Incidentally I had some lovely fan mail from Ghana this week. These nice comments count, they really do.

Have a good week

Chris

Lewis, the Magic Flute and being logical

By , 26 April 2008 8:33 am

I have a really bright student of strongly mathematical bent and enquiring mind who is currently reading C. S. Lewis’s Mere Christianity. Yesterday he protested with some force that he found Lewis illogical in places. It was not the time or place for a defence so I let it pass but I found it an interesting comment. Personally though I have always found Lewis to be highly logical, but I am neither a good mathematician nor a logician. We had one other brief comment on the matter but I will save that till later.

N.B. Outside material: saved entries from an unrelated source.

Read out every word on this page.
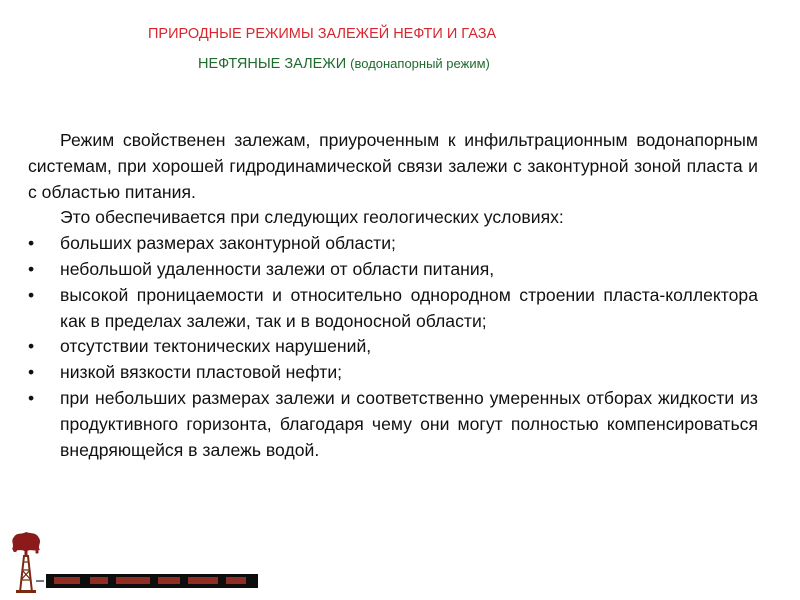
ПРИРОДНЫЕ РЕЖИМЫ ЗАЛЕЖЕЙ НЕФТИ И ГАЗА
НЕФТЯНЫЕ ЗАЛЕЖИ (водонапорный режим)

Режим свойственен залежам, приуроченным к инфильтрационным водонапорным системам, при хорошей гидродинамической связи залежи с законтурной зоной пласта и с областью питания.

Это обеспечивается при следующих геологических условиях:

•	больших размерах законтурной области;
•	небольшой удаленности залежи от области питания,
•	высокой проницаемости и относительно однородном строении пласта-коллектора как в пределах залежи, так и в водоносной области;
•	отсутствии тектонических нарушений,
•	низкой вязкости пластовой нефти;
•	при небольших размерах залежи и соответственно умеренных отборах жидкости из продуктивного горизонта, благодаря чему они могут полностью компенсироваться внедряющейся в залежь водой.
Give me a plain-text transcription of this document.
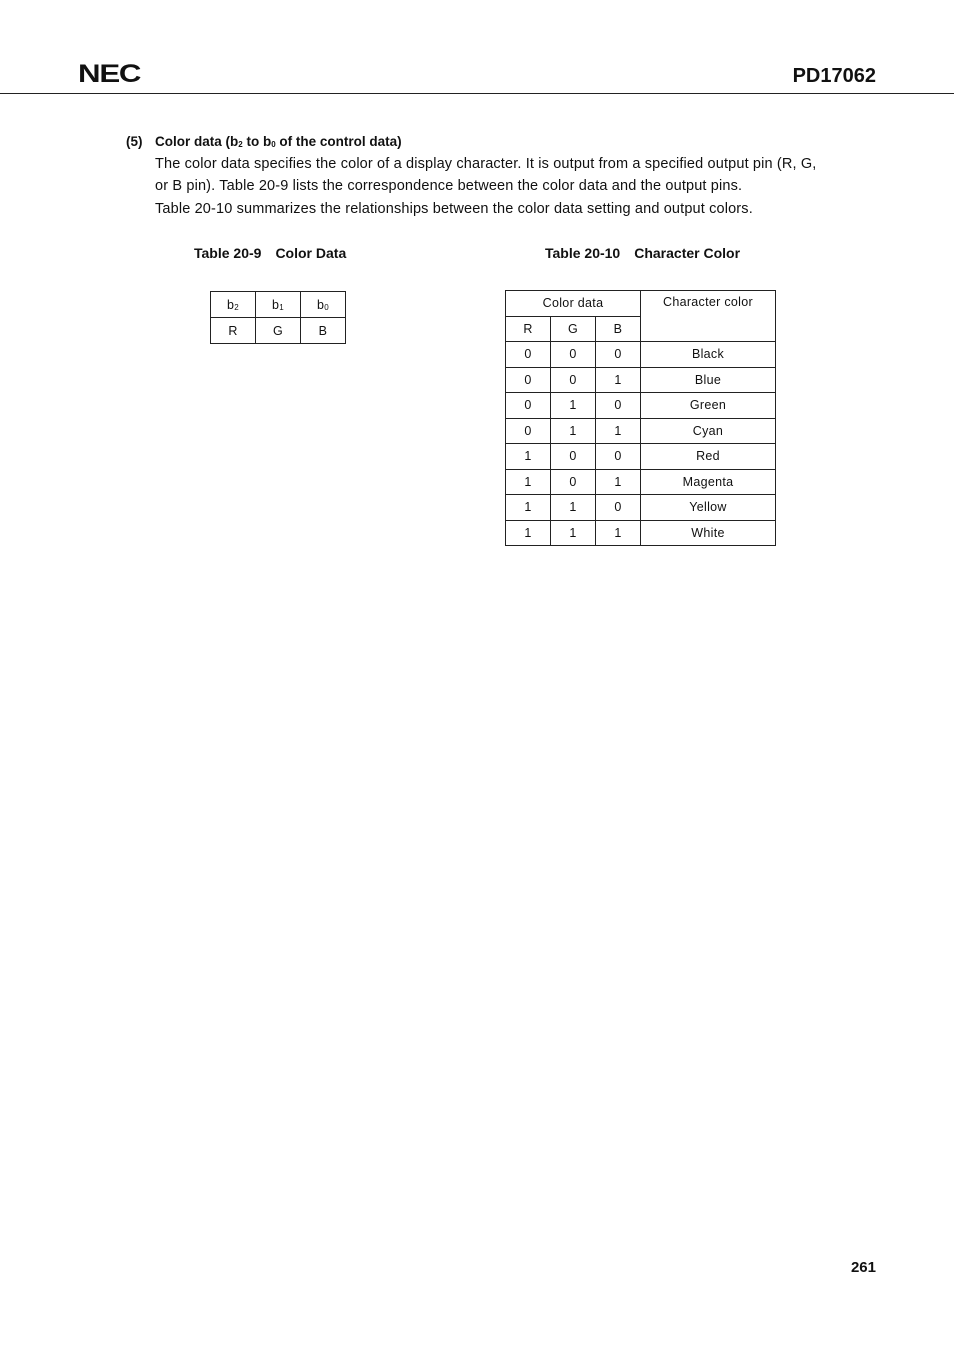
NEC	PD17062
(5) Color data ($b_2$ to $b_0$ of the control data)
The color data specifies the color of a display character. It is output from a specified output pin (R, G,
or B pin). Table 20-9 lists the correspondence between the color data and the output pins.
Table 20-10 summarizes the relationships between the color data setting and output colors.
Table 20-9 Color Data	Table 20-10 Character Color
$b_2$	$b_1$	$b_0$
R	G	B
Color data			Character color
R	G	B	
0	0	0	Black
0	0	1	Blue
0	1	0	Green
0	1	1	Cyan
1	0	0	Red
1	0	1	Magenta
1	1	0	Yellow
1	1	1	White
261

Now the reason I didn’t post last night was that we went to the opera. It was Mozart’s The Magic Flute done by the Welsh National Opera from whom I have borrowed the image. Now if you know anything about the Magic Flute you know it’s got some strong points: some great tunes, some awesome soprano bits and it all ends happily. It is also something of a problem opera. The plot revolves around the Masons of Mozart’s day and their rituals, and we have such mysterious elements as dragons, bird catchers, three boys, a Queen of the Night and an order of priests. It’s all very Masonic, full of ritual and symbolic elements and it swings between rustic comedy and high drama. The performance by WNO seemed to catch the bizarre atmosphere well with sets that made a blatant nod to the surrealist art of René Magritte. There is also a lot of talking but thankfully in this performance it was in English. I’m still not at all sure what was going on (and I gather no one really knows anyway) but it was great art and made you feel good about life.

Now the interesting thing is that of course it fails at every level the tests of logic and rationality. Any supercomputer would be driven mad trying to analyse what was going on. Why were the priests of the Order dressed in orange? (Was it merely a bad pun ‘the Orange Order’?) Who are the three boys? And what about the lobster? Yet it was not meaningless or pointless. Indeed you could say of the ending of the opera that it achieved what art is supposed to do but rarely does: it was moving.

My student made a second comment later in a gap in the teaching. I forget the exact words but it was a question as to whether I considered logic to be the ultimate test of truth. My fumbled answer was that to try to do that involved a circular fallacy: you could never logically prove that logic was the ultimate criterion because to do it you would have to use logic. I quoted Pascal at him (actually I misquoted but he got the sense). ‘The heart has its reasons of which reason knows nothing.’ I think The Magic Flute – and a million other things – demonstrates that.